Des plaquettes de pilules contraceptives.
Des plaquettes de pilules contraceptives. - SERGE POUZET/SIPA

« C’est gravissime, on ne peut pas laisser les choses en l’état et la loi doit s’appliquer partout », a estimé aujourd’hui Annie Carrareto. L’administratrice du Planning familial de la Gironde venait de confirmer « la suspension pour une semaine » de Bruno Pichon par le conseil de discipline de l’Ordre des pharmaciens, évoquée par le quotidien régional Sud Ouest.

Il s’est vu notifier par ses pairs une interdiction provisoire d’exercer

Ce pharmacien de Salleboeuf, petite commune de 2.200 habitants située dans l’Entre-deux-Mers, s’est, en effet, vu notifier par ses pairs une interdiction provisoire d’exercer pour avoir refusé de vendre des contraceptifs « par conviction religieuse ».

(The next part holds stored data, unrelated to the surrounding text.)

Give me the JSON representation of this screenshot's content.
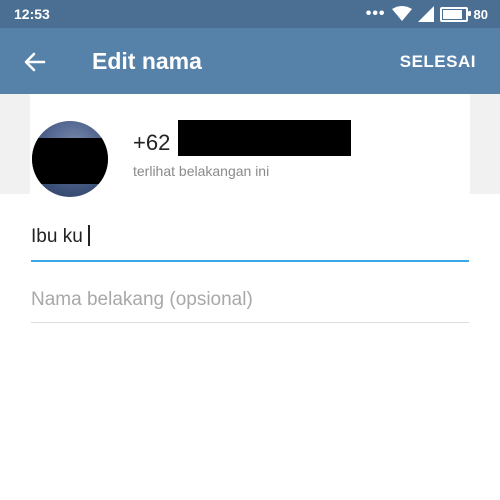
{
  "status_bar": {
    "time": "12:53",
    "battery": "80",
    "battery_level": 0.8
  },
  "app_bar": {
    "title": "Edit nama",
    "done_label": "SELESAI"
  },
  "contact": {
    "phone_prefix": "+62",
    "last_seen": "terlihat belakangan ini"
  },
  "form": {
    "first_name_value": "Ibu ku",
    "last_name_placeholder": "Nama belakang (opsional)"
  },
  "colors": {
    "status_bar": "#4a6f93",
    "app_bar": "#5681a9",
    "accent": "#3aa8e6"
  },
  "icons": {
    "back": "arrow-left-icon",
    "wifi": "wifi-icon",
    "signal": "signal-icon",
    "battery": "battery-icon"
  }
}
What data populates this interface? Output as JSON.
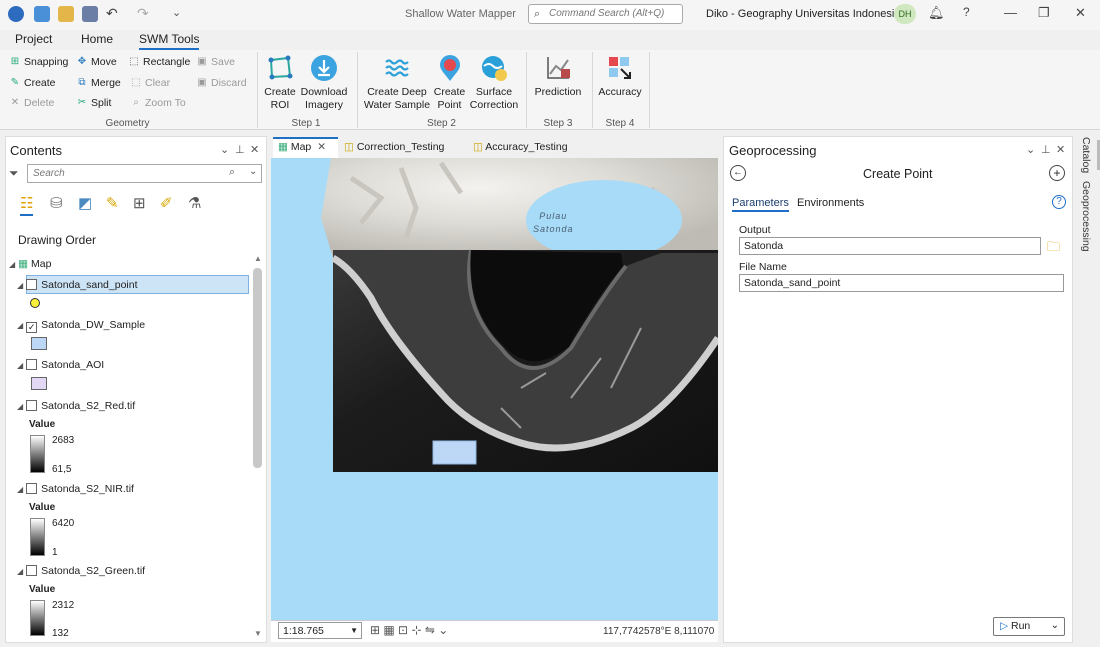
{
  "title_bar": {
    "app_title": "Shallow Water Mapper",
    "command_search_placeholder": "Command Search (Alt+Q)",
    "user": "Diko - Geography Universitas Indonesia",
    "avatar_initials": "DH",
    "help": "?"
  },
  "ribbon": {
    "tabs": [
      "Project",
      "Home",
      "SWM Tools"
    ],
    "active_tab": "SWM Tools",
    "geometry": {
      "items": [
        "Snapping",
        "Move",
        "Rectangle",
        "Save",
        "Create",
        "Merge",
        "Clear",
        "Discard",
        "Delete",
        "Split",
        "Zoom To"
      ],
      "group_label": "Geometry"
    },
    "step1": {
      "buttons": [
        "Create\nROI",
        "Download\nImagery"
      ],
      "group_label": "Step 1"
    },
    "step2": {
      "buttons": [
        "Create Deep\nWater Sample",
        "Create\nPoint",
        "Surface\nCorrection"
      ],
      "group_label": "Step 2"
    },
    "step3": {
      "buttons": [
        "Prediction"
      ],
      "group_label": "Step 3"
    },
    "step4": {
      "buttons": [
        "Accuracy"
      ],
      "group_label": "Step 4"
    }
  },
  "contents": {
    "title": "Contents",
    "search_placeholder": "Search",
    "drawing_order": "Drawing Order",
    "map_label": "Map",
    "layers": [
      {
        "name": "Satonda_sand_point",
        "checked": false,
        "selected": true
      },
      {
        "name": "Satonda_DW_Sample",
        "checked": true
      },
      {
        "name": "Satonda_AOI",
        "checked": false
      },
      {
        "name": "Satonda_S2_Red.tif",
        "checked": false,
        "value_label": "Value",
        "max": "2683",
        "min": "61,5"
      },
      {
        "name": "Satonda_S2_NIR.tif",
        "checked": false,
        "value_label": "Value",
        "max": "6420",
        "min": "1"
      },
      {
        "name": "Satonda_S2_Green.tif",
        "checked": false,
        "value_label": "Value",
        "max": "2312",
        "min": "132"
      }
    ]
  },
  "map": {
    "tabs": [
      "Map",
      "Correction_Testing",
      "Accuracy_Testing"
    ],
    "island_label": "Pulau\nSatonda",
    "scale": "1:18.765",
    "coordinates": "117,7742578°E 8,111070"
  },
  "geoprocessing": {
    "title": "Geoprocessing",
    "tool_name": "Create Point",
    "tabs": [
      "Parameters",
      "Environments"
    ],
    "fields": [
      {
        "label": "Output",
        "value": "Satonda"
      },
      {
        "label": "File Name",
        "value": "Satonda_sand_point"
      }
    ],
    "run_label": "Run"
  },
  "side_tabs": [
    "Catalog",
    "Geoprocessing"
  ],
  "colors": {
    "accent": "#1f6fc6",
    "water": "#a7dbf7",
    "selection": "#cde4f7"
  }
}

« Nous avons été contactés en janvier par deux clientes de l’officine de M. Pichon à qui on avait refusé la distribution de contraceptifs prescrits par des médecins », a raconté Annie Carrareto. « Envoyées sur place le 12 janvier, deux de nos militantes ont essuyé le même refus après avoir demandé un stérilet et une pilule du lendemain prescrits par un médecin du Planning familial. »

Le Planning en a informé l’Ordre des pharmaciens qui « venait de suspendre pour une semaine à partir du 2 mai 2016, le même pharmacien après une plainte similaire ».

Déjà condamné pour « refus de distribution de contraceptifs » en 1995

Bruno Pichon avait été condamné en première instance pour « refus de distribution de contraceptifs » en novembre 1995. Le pharmacien avait alors épuisé sans succès toutes les procédures auprès de la Cour d’appel, de la Cour de cassation et de la Cour européenne des droits de l’Homme.

Saisie en dernier recours, la juridiction européenne avait statué qu’il « ne pouvait faire prévaloir ses convictions religieuses pour justifier ce refus de vente », précise Sud Ouest.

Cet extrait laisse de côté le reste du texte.